The changes we need to make are to the openrmf-web container. Add the certificates, certs.conf and ssl-params.conf to the volumes for this container.

version : '3.8'
 
services:
### 1 Web Front End Container
  openrmf-web:
    image: cingulara/openrmf-web:1.08.01
    container_name: openrmf-web
    restart: always
    ports:
      - 8080:8080
    depends_on:
      - openrmfapi-scoring
      - openrmfapi-template
      - openrmfapi-read
      - openrmfapi-controls
      - openrmfapi-audit
      - openrmfapi-report
    volumes:
      - ./nginx.conf:/etc/nginx/nginx.conf
      - ./nginx/home_mikebosland_com_wildcard.fullchain:/etc/nginx/certs/ssl/certs/home_mikebosland_com_wildcard.fullchain
      - ./nginx/home_mikebosland_com_wildcard.key:/etc/nginx/certs/ssl/private/home_mikebosland_com_wildcard.key
      - ./nginx/certs.conf:/etc/nginx/snippets/certs.conf:ro
      - ./nginx/ssl-params.conf:/etc/nginx/snippets/ssl-params.conf:ro
    networks:
      - openrmf

Update nginx.conf

We need to edit the /home/<username>/openrmf/openrmf/nginx.conf file to update the server_name and include the certs.conf and ssl-params.conf files. Make sure to add ssl to the listen line after the port number.
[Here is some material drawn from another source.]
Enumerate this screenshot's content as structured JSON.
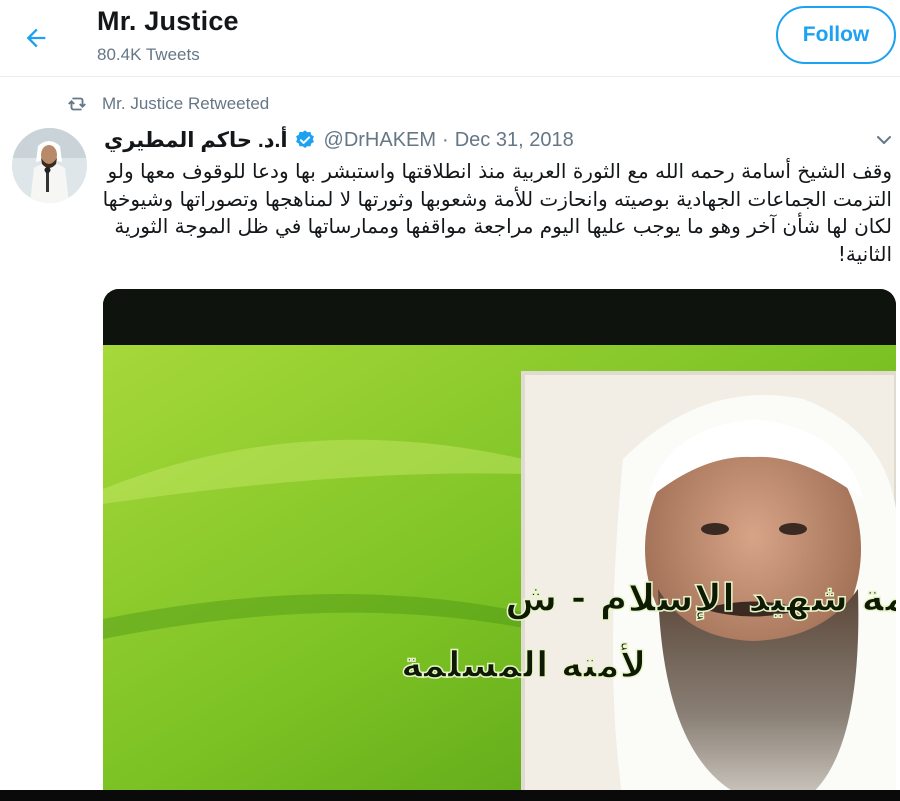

If you miss this, you might get an SSL_ERROR_RX_RECORD_TOO_LONG.

Update .env

Lastly, let’s update the .env file to point to the new https URL.

Start up OpenRMF

Ok, I wanted to rebuild the containers, so I used

cd /home/sysadmin/openrmf/openrmf
docker-compose up -d --force-recreate

Navigate to your new https URL. For me that’s https://openrmf.home.mikebosland.com:8080

Once you log in, you should see the dashboard.

Next Steps

Now that the system is up and running, you should change the passwords now that they will be securely transferred.

After that, you can start exploring the OpenRMF tool.

Finally, thanks for making it through this mega post. If you see anything I could be doing better, feel free to let me know.